Zombie Charlie Sheen Winning (inks on bristol / 2010-11)
Last year, when I sketched out the Almighty Sheen for my Zombie Walk of Fame series, he hadn't lost his mind.  He had a sitcom, stayed on par with his own dope habits and was assuming some semblance of a normal life.  I've seen drugs break people, but not in such a permanent and perfect way.  I think everyone wants to let go and lose their own mind a little, which is why the Sheenmeister is here to stay, more popular than ever and a force to be reckoned with.  Charlie's now the incarnation of how the over 5,000,000 people who follow him on Twitter want to get hysterical. I branded the Twitter logo on his forehead this evening spontaneously and unplanned, just how he'd like it... along with the tiger gashes and a huge rock equipped with utensils.

Friday, October 21, 2011

Illustration Friday: Elephant Oil

"Elephant Oil" Acrylic and Spray Paint on Found Sign
"FUEL" is the theme for today at Illustration Friday.  I've got a brand new painting for you to preview as my entry this week.  "Elephant Oil" is a painting on a repurposed metal sign.  These pricing numbers for old gas stations were salvaged as scrap and I painted a slew of them with Charles Bennett for our show, BUY the NUMBERS which is currently on display at The DAC in Clarksville, TN through the end of next week.  Drop in and check them out live if you're in Clarksville!  The gallery is housing over 60 new works from the two of us!

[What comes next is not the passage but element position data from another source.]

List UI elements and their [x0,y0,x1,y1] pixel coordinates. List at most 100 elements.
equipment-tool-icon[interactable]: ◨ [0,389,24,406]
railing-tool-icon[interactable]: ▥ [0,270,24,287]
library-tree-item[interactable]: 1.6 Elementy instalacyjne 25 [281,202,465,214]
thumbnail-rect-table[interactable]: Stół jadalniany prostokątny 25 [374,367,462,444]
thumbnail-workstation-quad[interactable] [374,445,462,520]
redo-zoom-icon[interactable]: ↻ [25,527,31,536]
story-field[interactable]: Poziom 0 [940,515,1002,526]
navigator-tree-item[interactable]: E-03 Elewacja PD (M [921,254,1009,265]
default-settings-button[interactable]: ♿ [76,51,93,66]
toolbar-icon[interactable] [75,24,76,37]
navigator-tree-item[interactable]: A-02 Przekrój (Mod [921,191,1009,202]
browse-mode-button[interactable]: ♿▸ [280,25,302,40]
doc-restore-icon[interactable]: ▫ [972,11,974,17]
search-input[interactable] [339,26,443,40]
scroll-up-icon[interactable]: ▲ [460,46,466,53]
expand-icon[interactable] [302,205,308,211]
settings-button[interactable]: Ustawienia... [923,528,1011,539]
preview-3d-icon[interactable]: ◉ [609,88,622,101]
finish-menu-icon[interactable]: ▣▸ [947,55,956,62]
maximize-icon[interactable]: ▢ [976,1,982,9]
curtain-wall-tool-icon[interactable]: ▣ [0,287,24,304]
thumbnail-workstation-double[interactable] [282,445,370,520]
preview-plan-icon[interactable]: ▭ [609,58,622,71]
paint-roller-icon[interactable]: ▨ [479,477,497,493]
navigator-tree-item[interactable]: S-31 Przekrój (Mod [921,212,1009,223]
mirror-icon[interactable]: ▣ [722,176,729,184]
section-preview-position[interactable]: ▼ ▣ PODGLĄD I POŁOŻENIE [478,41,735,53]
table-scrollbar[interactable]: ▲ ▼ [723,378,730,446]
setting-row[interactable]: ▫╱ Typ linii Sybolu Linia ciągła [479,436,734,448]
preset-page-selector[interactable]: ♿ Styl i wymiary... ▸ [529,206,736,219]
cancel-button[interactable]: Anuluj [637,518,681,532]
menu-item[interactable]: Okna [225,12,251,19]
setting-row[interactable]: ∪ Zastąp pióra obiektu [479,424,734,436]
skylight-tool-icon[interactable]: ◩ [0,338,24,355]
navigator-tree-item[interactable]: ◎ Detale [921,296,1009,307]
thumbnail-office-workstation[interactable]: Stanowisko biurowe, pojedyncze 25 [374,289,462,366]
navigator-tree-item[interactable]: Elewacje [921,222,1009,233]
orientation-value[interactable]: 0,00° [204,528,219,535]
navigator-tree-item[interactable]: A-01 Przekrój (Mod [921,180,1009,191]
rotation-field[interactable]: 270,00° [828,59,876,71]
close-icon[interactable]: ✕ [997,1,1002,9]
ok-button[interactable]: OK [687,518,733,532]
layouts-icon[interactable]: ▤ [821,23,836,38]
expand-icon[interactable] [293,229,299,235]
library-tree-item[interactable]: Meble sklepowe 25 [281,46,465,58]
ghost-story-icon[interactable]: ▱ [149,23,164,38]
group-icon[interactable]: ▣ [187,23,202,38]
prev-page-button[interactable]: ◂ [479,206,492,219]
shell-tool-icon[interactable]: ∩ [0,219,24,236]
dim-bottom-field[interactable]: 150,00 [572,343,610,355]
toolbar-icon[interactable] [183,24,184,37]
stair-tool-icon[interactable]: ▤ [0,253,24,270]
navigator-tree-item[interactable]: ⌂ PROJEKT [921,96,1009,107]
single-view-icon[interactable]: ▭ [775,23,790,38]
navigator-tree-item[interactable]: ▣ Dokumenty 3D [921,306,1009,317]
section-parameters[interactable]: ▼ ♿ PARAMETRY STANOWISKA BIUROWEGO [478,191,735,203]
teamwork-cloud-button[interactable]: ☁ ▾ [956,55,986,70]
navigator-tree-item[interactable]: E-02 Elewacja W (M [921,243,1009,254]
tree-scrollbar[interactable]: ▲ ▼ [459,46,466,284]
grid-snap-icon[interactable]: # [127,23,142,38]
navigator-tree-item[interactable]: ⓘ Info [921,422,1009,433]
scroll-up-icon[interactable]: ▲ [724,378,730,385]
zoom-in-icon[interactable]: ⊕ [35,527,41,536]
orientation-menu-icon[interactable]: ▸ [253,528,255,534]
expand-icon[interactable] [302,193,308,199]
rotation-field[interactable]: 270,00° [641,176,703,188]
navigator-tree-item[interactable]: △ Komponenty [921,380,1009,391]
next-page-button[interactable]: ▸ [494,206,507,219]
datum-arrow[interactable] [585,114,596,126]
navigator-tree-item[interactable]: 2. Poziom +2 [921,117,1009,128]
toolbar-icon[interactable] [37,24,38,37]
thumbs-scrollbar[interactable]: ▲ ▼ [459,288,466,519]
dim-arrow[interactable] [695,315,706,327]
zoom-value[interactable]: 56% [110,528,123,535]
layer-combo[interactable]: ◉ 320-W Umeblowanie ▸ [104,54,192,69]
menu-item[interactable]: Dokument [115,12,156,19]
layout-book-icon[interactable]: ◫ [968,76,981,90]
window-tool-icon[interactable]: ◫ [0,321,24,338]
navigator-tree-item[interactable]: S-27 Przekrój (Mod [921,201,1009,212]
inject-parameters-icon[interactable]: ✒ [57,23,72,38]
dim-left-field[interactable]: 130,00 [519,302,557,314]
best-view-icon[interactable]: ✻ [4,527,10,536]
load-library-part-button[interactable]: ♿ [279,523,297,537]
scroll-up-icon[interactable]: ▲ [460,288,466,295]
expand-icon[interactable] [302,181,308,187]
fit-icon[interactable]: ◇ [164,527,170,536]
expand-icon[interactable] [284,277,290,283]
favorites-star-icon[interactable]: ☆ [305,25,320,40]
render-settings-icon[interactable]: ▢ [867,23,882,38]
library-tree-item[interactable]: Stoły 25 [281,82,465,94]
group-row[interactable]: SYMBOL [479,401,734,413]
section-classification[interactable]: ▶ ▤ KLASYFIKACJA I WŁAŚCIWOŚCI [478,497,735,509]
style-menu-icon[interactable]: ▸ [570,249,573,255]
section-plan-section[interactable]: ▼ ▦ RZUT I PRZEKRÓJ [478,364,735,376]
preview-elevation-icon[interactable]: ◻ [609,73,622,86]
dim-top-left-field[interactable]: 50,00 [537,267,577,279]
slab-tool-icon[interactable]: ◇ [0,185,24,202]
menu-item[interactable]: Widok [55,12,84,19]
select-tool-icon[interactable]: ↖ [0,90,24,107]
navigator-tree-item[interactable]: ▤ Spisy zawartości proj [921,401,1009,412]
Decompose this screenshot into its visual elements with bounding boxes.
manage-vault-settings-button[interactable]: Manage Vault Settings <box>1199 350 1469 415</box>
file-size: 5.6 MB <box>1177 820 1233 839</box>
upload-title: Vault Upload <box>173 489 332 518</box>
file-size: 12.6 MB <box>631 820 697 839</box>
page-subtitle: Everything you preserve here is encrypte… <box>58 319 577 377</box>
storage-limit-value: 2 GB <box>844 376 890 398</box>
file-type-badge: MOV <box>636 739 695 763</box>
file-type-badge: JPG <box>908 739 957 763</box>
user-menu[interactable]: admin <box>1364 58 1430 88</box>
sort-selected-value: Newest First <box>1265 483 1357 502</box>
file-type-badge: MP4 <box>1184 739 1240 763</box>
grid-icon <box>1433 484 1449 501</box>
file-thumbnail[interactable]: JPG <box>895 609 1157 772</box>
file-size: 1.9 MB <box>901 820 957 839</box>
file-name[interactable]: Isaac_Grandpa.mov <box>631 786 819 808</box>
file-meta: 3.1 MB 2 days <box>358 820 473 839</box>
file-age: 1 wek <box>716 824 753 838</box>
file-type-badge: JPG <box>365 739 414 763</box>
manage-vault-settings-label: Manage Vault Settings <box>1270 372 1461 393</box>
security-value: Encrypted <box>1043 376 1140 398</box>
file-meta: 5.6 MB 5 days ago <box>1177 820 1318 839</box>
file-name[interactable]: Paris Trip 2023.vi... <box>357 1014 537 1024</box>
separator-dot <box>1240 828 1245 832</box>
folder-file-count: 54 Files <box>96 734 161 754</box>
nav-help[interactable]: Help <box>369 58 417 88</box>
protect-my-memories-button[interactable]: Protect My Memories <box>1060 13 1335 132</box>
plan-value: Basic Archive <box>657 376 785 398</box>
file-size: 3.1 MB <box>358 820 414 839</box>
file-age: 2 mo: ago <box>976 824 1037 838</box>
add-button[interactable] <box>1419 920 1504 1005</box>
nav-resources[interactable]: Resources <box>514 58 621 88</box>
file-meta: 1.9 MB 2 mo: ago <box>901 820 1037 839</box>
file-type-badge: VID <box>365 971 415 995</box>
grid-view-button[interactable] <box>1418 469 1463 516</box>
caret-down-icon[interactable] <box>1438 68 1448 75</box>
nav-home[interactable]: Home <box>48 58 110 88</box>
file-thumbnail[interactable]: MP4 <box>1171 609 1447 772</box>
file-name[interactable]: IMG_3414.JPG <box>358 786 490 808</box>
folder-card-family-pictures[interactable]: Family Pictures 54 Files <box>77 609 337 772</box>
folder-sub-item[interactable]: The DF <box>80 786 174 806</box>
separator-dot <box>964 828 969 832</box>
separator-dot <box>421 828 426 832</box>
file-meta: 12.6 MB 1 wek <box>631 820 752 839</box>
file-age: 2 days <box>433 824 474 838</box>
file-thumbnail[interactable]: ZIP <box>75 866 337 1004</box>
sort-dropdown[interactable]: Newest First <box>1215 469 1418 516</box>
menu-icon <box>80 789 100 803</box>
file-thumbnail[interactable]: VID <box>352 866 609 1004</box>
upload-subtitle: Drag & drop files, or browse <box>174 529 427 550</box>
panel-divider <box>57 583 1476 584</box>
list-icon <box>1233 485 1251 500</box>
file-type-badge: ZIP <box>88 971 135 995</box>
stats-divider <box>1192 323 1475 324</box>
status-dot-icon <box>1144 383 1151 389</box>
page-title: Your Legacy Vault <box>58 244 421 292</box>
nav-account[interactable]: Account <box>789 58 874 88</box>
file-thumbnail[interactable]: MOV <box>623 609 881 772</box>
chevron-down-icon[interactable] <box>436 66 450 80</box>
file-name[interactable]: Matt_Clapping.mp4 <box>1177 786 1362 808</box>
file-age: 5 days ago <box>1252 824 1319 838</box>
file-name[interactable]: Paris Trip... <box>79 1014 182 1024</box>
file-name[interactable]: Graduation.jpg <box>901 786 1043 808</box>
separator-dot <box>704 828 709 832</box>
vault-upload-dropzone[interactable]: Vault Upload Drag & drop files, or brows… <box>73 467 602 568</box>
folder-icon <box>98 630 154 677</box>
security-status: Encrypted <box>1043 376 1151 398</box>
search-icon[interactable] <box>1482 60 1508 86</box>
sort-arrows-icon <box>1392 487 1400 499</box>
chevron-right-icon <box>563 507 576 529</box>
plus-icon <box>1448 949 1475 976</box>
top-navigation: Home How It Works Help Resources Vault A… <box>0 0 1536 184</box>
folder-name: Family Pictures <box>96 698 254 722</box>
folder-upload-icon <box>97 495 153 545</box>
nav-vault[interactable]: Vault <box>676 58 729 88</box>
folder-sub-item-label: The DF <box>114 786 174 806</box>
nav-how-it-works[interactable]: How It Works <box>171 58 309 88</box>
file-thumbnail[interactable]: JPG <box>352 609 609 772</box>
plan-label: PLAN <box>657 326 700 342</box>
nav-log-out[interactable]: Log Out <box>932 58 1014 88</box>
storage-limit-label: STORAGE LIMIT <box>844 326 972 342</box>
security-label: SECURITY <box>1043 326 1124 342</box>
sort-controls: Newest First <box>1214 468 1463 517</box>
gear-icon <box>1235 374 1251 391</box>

-10- COUNTDOWN to HALLOWEEN: Shirley Temple on the Zombie Walk of Fame

Zombie Shirley Temple (inks on bristol / 2010-11)
What do you do when you sketch and outline 100 zombies over the course of sixty or so days?  You throw them in a box in the corner of the closet for a year to get musty!  Last year, we counted down to Halloween with some creeeeepy process pictures of my zombifications of some of the 100 stars I picked from the Hollywood Walk of Fame for my new series, Zombie Walk of Fame.  I had sketched up all 100 and was posting the progress of outlining them all to build up to our favorite Holiday of Gorey and Gruesome Goodness.  We ended with a bang on October 31st of last year with my zombie portrait the original Hollywood Child Starlet, Miss Shirley Temple.  I felt it would be fitting to pick up where we left off, so she was the first of the series I colored today to start our new Countdown to Halloween 2011!  I'll post new zombies daily for you to dine your eyes upon as I start the process of coloring over 100 zombies for this upcoming series I'll be shopping around for a venue and publication next year!